The CPG does also include ideas generally believed to align well with standard clinical experience.  Statement 2 emphasizes the importance of the history for determining the cause of dysphonia and points out certain historical factors such as prior cervical surgery, prolonged intubation and esophagectomy which involve risk to the recurrent laryngeal nerve.  Statement 4 recommends against the routine use of imaging for dysphonia prior to direct examination of the larynx with at least mirror laryngoscopy. Statements 5 and 6 refer to the use of anti-reflux medications and steroids, respectively.  In the case of each, the analysis shows that the risks of these medications can easily outweigh the benefits and thus, they should be used selectively for specific pathology.  Statement 7 admonishes against the routine use of antimicrobial agents until a definitive bacterial cause is identified while #8 recommends that the larynx be examined prior to recommending voice therapy, an intervention which was regarded as useful in the right circumstances.  Statements 9 and 10 advocate appropriate use of surgical therapy and chemo-denervation for specific conditions. The final statement offers the option of educating patients about the nature of their voice problem and preventative measures that may be taken to avoid future occurrences.

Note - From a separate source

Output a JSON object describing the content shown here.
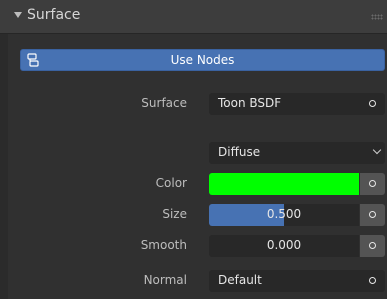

The CPG says more about the state of evidence in otorhinolaryngology than anything else.  The statements were based on the group’s analysis of aggregate literature. Of the 11, only 2 are based on level A evidence (well-designed randomized controlled trials or diagnostic studies performed on a population similar to the guideline’s target population) while 3 rise to level B (randomized controlled trials or diagnostic studies with minor limitations or overwhelmingly consistent evidence from observational studies).  The CPG concludes by recognizing this trend in the extant otorhinolaryngology literature and identifying areas in need of structured research on which we can base our decisions. We should remember, however, that EBM is population-based and cannot always be extrapolated to every individual.  Each patient we see is an individual with particular circumstances to which we must respond.  Since these guidelines are tempting fodder for payors to use when determining pay structures, we should work to make sure that they are fair and balanced…with our thumbs on the scale in favor of our patients’ best interests.  In the end, just as we temper justice with mercy, we must learn to practice evidence-based medicine that is tailored to the needs of our individual patients.